Tout à fait, parce que j’ai l’impression qu’en fait, cette affaire prend un pli politique. En fait, partir en procédure contre Areva ou contre l’Etat, l’otage, l’ex-otage y réfléchit à deux fois parce que ça va demander une démarche très longue. Il y a des sursauts, des rebondissements dans l’affaire qui nous épuisent. Nous sommes aussi victimes du syndrome du survivant, ça veut dire qu’on peut avoir une attitude suicidaire, remettre en question sa vie puisque, comme je le dis, j’essaie aujourd’hui de me raccrocher à cette vie, puisque nous sommes dans une démarche où on nous a déconstruits. C’est-à-dire que, pendant les trois ans, vous êtes dans une acceptation d’une exécution. Et tout d’un coup, on vous extirpe. Vous passez devant les caméras, devant le Val-de-Grâce [l’hôpital militaire de Paris]. Tout d’un coup, tout va bien dans le meilleur des mondes. Mais vous êtes encore dans un sas et dans une phase de transition.

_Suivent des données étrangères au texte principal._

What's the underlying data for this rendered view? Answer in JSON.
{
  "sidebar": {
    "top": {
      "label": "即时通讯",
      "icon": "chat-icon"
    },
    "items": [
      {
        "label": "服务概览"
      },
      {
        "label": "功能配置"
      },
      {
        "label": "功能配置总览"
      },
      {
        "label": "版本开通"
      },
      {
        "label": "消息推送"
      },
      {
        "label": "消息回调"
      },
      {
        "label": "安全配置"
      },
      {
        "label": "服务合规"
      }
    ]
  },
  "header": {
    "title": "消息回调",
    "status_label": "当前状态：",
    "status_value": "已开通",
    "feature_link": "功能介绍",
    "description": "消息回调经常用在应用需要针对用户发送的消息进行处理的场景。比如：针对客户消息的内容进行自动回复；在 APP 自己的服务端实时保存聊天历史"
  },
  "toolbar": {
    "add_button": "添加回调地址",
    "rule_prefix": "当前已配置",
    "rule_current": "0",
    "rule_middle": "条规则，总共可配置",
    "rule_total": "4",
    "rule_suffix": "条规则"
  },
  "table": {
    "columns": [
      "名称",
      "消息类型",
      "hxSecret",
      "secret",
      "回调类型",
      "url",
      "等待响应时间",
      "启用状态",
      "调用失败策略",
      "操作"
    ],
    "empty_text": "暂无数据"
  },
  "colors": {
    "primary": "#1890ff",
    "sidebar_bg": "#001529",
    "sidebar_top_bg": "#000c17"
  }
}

On a vu les images, c’était clair.

Voilà. Et cette démarche est très longue. Vous devez reconstituer toutes les cases qui ont fait de vous ce que vous étiez avant cette détention, pour vous connecter au présent et pour avoir une idée de votre avenir, parce que vous êtes brisé. Et là, vous rentrez encore à nouveau dans une démarche judiciaire pour obtenir la vérité, c’est très lourd.

Mais il faut que vous le fassiez ?

Il faut le faire.

Et votre action ne dédouane pas Abou Zeid et les autres ravisseurs ?

Mais bien sûr. C’est important que je tienne debout, tout simplement parce qu’en face, ils ne souhaitaient qu’une seule chose, c’est qu’on soit courbé, qu’on soit cassé de l’intérieur.

Vous parlez de vos ravisseurs ?

Bien sûr.

Et à ceux-là, vous ne pardonnerez jamais ?

Je n’ai pas dans mon lexique la définition du pardon, en tout cas pour ces actes. Aujourd’hui, je suis dans une démarche où j’essaie de croire en quelque chose. Comme je me disais dans ma détention, j’essaie de tenir pour le « je ne sais quoi ». Aujourd’hui, je vis pour le « je ne sais quoi » en attendant que, effectivement, je puisse être dans un élan de projection.